L’intégration des futurs et des jeunes enseignants dans la vie professionnelle d’enseignant doit être pensée en continuum avec la formation initiale et en faire partie intégrante, même si les leviers d’actions et les modalités de décision sont différents, il est difficile d’imaginer une réforme de la formation initiale sans penser l’insertion des jeunes enseignants.

L’aide à l’insertion des nouveaux enseignants pourrait prendre diverses formes.

Parmi celles-ci, citons notamment le mentorat dans les premières années qui peut se faire sous la forme d’un mentorat individualisé (association d’un enseignant expérimenté avec un collègue débutant afin d’établir une relation d’aide), ou d’un mentorat collectif (le mentor accompagne plusieurs novices), des groupes d’échanges ou groupes coopératifs (réunions régulières de collègues d’un même établissement ou d’établissements différents pour échanger sur leurs difficultés professionnelles et essayer de trouver des solutions collectives, avec ou sans la collaboration des institutions de formation initiale), l’aide à distance (via Internet), le coaching par la direction (entretiens de fonctionnement),…

Chaque nouveau venu dans le monde de l’enseignement devrait pouvoir bénéficier d’une politique d’insertion. Les pratiques peuvent être différentes d’une école à l’autre, mais il est nécessaire de mettre en place des coordinations et des échanges de pratiques.
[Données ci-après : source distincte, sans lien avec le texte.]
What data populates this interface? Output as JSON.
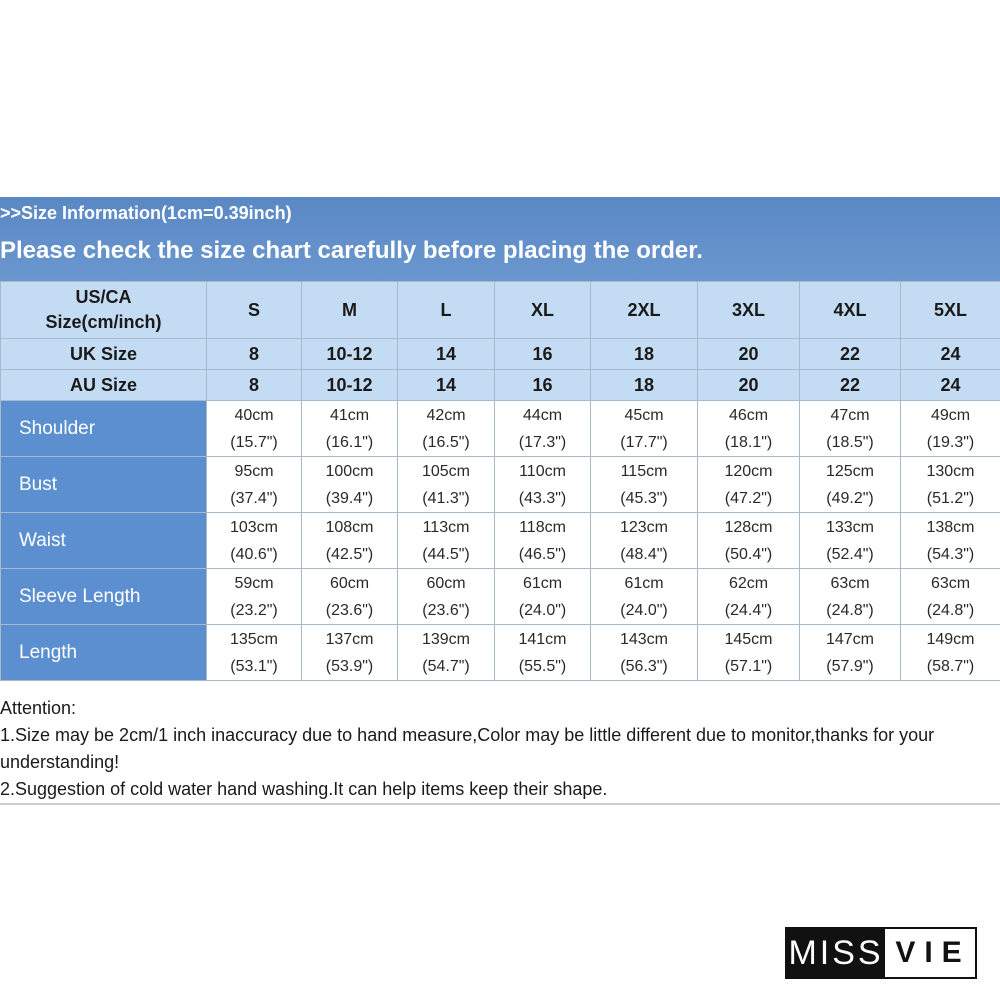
{
  "header": {
    "info_line": ">>Size Information(1cm=0.39inch)",
    "instruction": "Please check the size chart carefully before placing the order."
  },
  "size_table": {
    "us_ca_label_line1": "US/CA",
    "us_ca_label_line2": "Size(cm/inch)",
    "sizes": [
      "S",
      "M",
      "L",
      "XL",
      "2XL",
      "3XL",
      "4XL",
      "5XL"
    ],
    "uk_label": "UK Size",
    "uk_sizes": [
      "8",
      "10-12",
      "14",
      "16",
      "18",
      "20",
      "22",
      "24"
    ],
    "au_label": "AU Size",
    "au_sizes": [
      "8",
      "10-12",
      "14",
      "16",
      "18",
      "20",
      "22",
      "24"
    ],
    "measurements": [
      {
        "label": "Shoulder",
        "cm": [
          "40cm",
          "41cm",
          "42cm",
          "44cm",
          "45cm",
          "46cm",
          "47cm",
          "49cm"
        ],
        "inch": [
          "(15.7\")",
          "(16.1\")",
          "(16.5\")",
          "(17.3\")",
          "(17.7\")",
          "(18.1\")",
          "(18.5\")",
          "(19.3\")"
        ]
      },
      {
        "label": "Bust",
        "cm": [
          "95cm",
          "100cm",
          "105cm",
          "110cm",
          "115cm",
          "120cm",
          "125cm",
          "130cm"
        ],
        "inch": [
          "(37.4\")",
          "(39.4\")",
          "(41.3\")",
          "(43.3\")",
          "(45.3\")",
          "(47.2\")",
          "(49.2\")",
          "(51.2\")"
        ]
      },
      {
        "label": "Waist",
        "cm": [
          "103cm",
          "108cm",
          "113cm",
          "118cm",
          "123cm",
          "128cm",
          "133cm",
          "138cm"
        ],
        "inch": [
          "(40.6\")",
          "(42.5\")",
          "(44.5\")",
          "(46.5\")",
          "(48.4\")",
          "(50.4\")",
          "(52.4\")",
          "(54.3\")"
        ]
      },
      {
        "label": "Sleeve Length",
        "cm": [
          "59cm",
          "60cm",
          "60cm",
          "61cm",
          "61cm",
          "62cm",
          "63cm",
          "63cm"
        ],
        "inch": [
          "(23.2\")",
          "(23.6\")",
          "(23.6\")",
          "(24.0\")",
          "(24.0\")",
          "(24.4\")",
          "(24.8\")",
          "(24.8\")"
        ]
      },
      {
        "label": "Length",
        "cm": [
          "135cm",
          "137cm",
          "139cm",
          "141cm",
          "143cm",
          "145cm",
          "147cm",
          "149cm"
        ],
        "inch": [
          "(53.1\")",
          "(53.9\")",
          "(54.7\")",
          "(55.5\")",
          "(56.3\")",
          "(57.1\")",
          "(57.9\")",
          "(58.7\")"
        ]
      }
    ]
  },
  "notes": {
    "title": "Attention:",
    "note1": "1.Size may be 2cm/1 inch inaccuracy due to hand measure,Color may be little different due to monitor,thanks for your understanding!",
    "note2": "2.Suggestion of cold water hand washing.It can help items keep their shape."
  },
  "logo": {
    "left": "MISS",
    "right": "VIE"
  },
  "colors": {
    "banner": "#5a88c4",
    "header_cell": "#c3dcf3",
    "label_cell": "#5b8fcf"
  }
}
Etudier l’organisation actuelle de la formation des enseignants en Haute Ecole, à l’université, en promotion sociale et en école supérieure des arts afin d’en conserver les atouts dans la future organisation

  1. Analyser les spécificités et contraintes des masters à finalité didactique et des masters en sciences de l’éducation ;
  2. Etudier la question de la formation accélérée de l’agrégation autorisée en situation de pénurie (AESS en un quadrimestre de l’année académique) pour l’éviter autant que faire se peut (il serait en effet contradictoire de viser une augmentation des exigences d’une part, et d’organiser des formations très courtes d’autre part) ;
  3. Analyser les spécificités de la formation en promotion sociale pour les CAPAES et CAP, les contenus de ces formations devant être repensés et intégrés dans le nouveau modèle de formation. Si les professeurs titulaires d’un CAP sont, comme tous les autres enseignants, concernés par la réforme de la formation initiale, il s’agira de tenir compte des particularités de leur parcours ;
  4. Inciter une majorité d’universités à concevoir un master à horaire décalé et partiellement à distance, notamment pour le master en sciences de l’éducation, pour mieux tenir compte des publics en formation ;

Evaluer la pertinence de créer une nouvelle institution de formation initiale des enseignants et de formation initiale et continue de leurs formateurs

Lors de la mise en place progressive du scénario nouveau de la formation initiale des enseignants - qui devra conjuguer, sans qu’il soit attribué à une institution plutôt qu’une autre, les atouts et ressources de la formation universitaire, de la formation professionnalisante en Haute Ecole et les organisations spécifiques des écoles supérieures des arts et des établissements de promotion sociale (cf. supra – point 1), il s’agira de développer un lieu de coordination et de collaboration entre les acteurs de la formation, « académie de la formation » qui rassemble les structures actuelles et compétences aujourd’hui dispersées. Cette réforme de la formation initiale des enseignants doit être pensée en cohérence avec la réforme du paysage de l’enseignement supérieur, qui vise principalement à renforcer collaborations et synergies entre toutes les institutions d’enseignement supérieur.